Primo Levi ou la tragédie d’un optimiste de Myriam Anissimov

juin 2022

En 1987, Primo Levi mettait fin à ses jours en se jetant dans l’escalier de l’immeuble qui l’avait vu naître en 1919. Moins de dix ans après, en 1996, Myriam Anissimov publiait la première biographie consacrée à l’auteur de Si c’est un homme, rééditée cette année dans une version actualisée. M. Anissimov s’appuyait notamment sur le recueil de témoignages de premier ordre des proches de l’écrivain et chimiste turinois.

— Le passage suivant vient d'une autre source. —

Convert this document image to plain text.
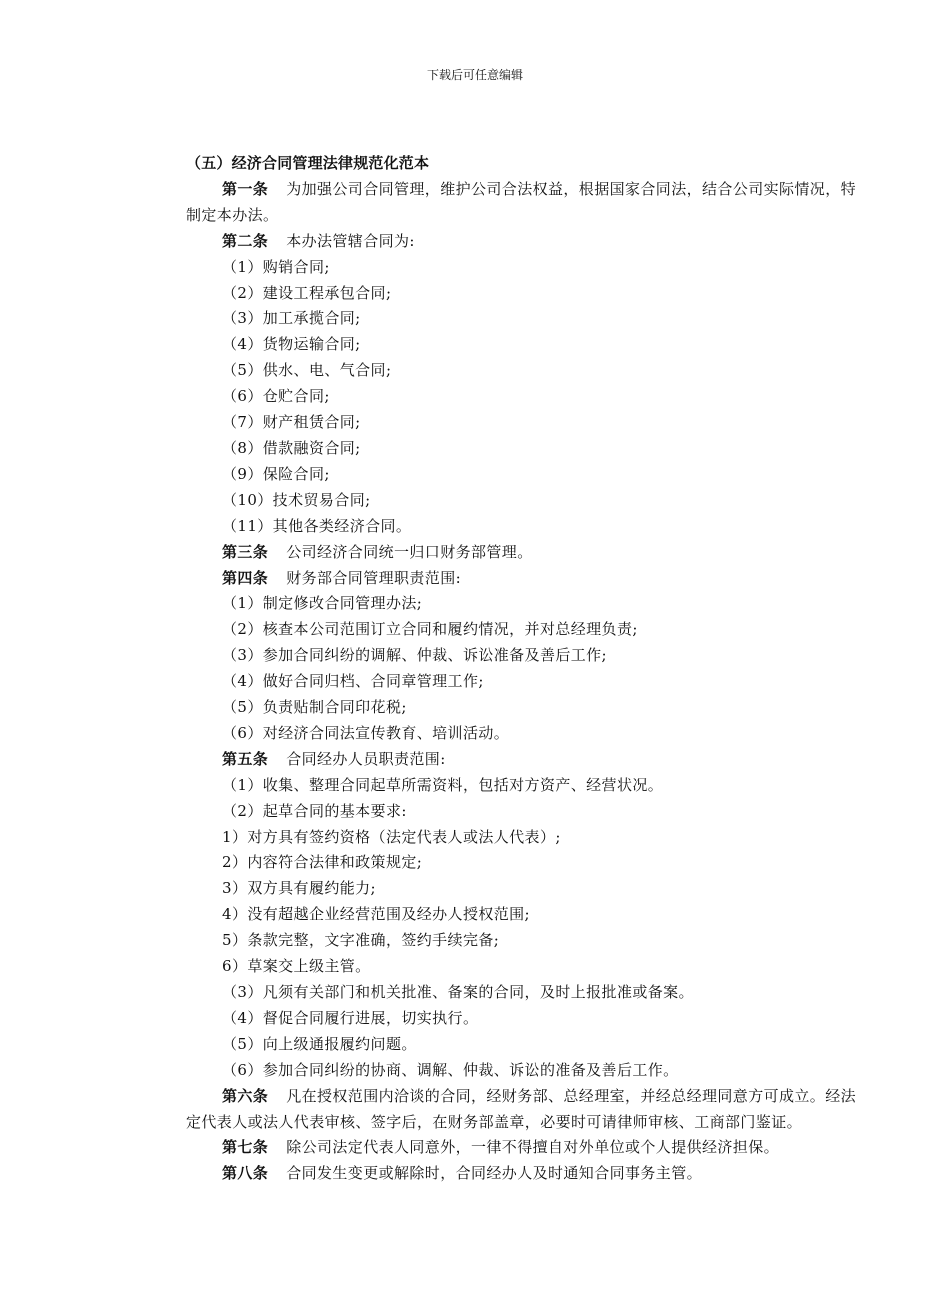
下载后可任意编辑
（五）经济合同管理法律规范化范本
第一条 为加强公司合同管理，维护公司合法权益，根据国家合同法，结合公司实际情况，特制定本办法。
第二条 本办法管辖合同为:
（1）购销合同;
（2）建设工程承包合同;
（3）加工承揽合同;
（4）货物运输合同;
（5）供水、电、气合同;
（6）仓贮合同;
（7）财产租赁合同;
（8）借款融资合同;
（9）保险合同;
（10）技术贸易合同;
（11）其他各类经济合同。
第三条 公司经济合同统一归口财务部管理。
第四条 财务部合同管理职责范围:
（1）制定修改合同管理办法;
（2）核查本公司范围订立合同和履约情况，并对总经理负责;
（3）参加合同纠纷的调解、仲裁、诉讼准备及善后工作;
（4）做好合同归档、合同章管理工作;
（5）负责贴制合同印花税;
（6）对经济合同法宣传教育、培训活动。
第五条 合同经办人员职责范围:
（1）收集、整理合同起草所需资料，包括对方资产、经营状况。
（2）起草合同的基本要求:
1）对方具有签约资格（法定代表人或法人代表）;
2）内容符合法律和政策规定;
3）双方具有履约能力;
4）没有超越企业经营范围及经办人授权范围;
5）条款完整，文字准确，签约手续完备;
6）草案交上级主管。
（3）凡须有关部门和机关批准、备案的合同，及时上报批准或备案。
（4）督促合同履行进展，切实执行。
（5）向上级通报履约问题。
（6）参加合同纠纷的协商、调解、仲裁、诉讼的准备及善后工作。
第六条 凡在授权范围内洽谈的合同，经财务部、总经理室，并经总经理同意方可成立。经法定代表人或法人代表审核、签字后，在财务部盖章，必要时可请律师审核、工商部门鉴证。
第七条 除公司法定代表人同意外，一律不得擅自对外单位或个人提供经济担保。
第八条 合同发生变更或解除时，合同经办人及时通知合同事务主管。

Dans cette biographie, elle revient longuement sur son œuvre la plus connue et sur les qualités de l’écrivain : « le témoin intègre, le procureur calme et précis, qui en appelle à chaque lecteur pour la reconnaissance des crimes qui furent commis, et leur sanction, pas plus, pas moins ». À cela s’ajoutent sa formation scientifique et sa nationalité italienne, très minoritaire au sein des prisonniers, qui firent de lui un excellent observateur de son Lager, qu’il considérait comme son « université ». Plus largement, l’œuvre de Levi peut se lire comme une réflexion sur le bien et le mal, sans aucun manichéisme, l’auteur consacrant de nombreux développements à ce qu’il appela la « zone grise ». Même si Levi estime que les déportés se transforment à jamais en victimes, ses livres sont aussi marqués par la culpabilité du survivant. Levi pense que les disparus auraient été les plus légitimes pour témoigner, tout en étant les meilleurs sur le plan moral. Pour autant, toute la vie de l’écrivain est guidée par le besoin et le souci de témoigner, dans le style le plus lisible possible.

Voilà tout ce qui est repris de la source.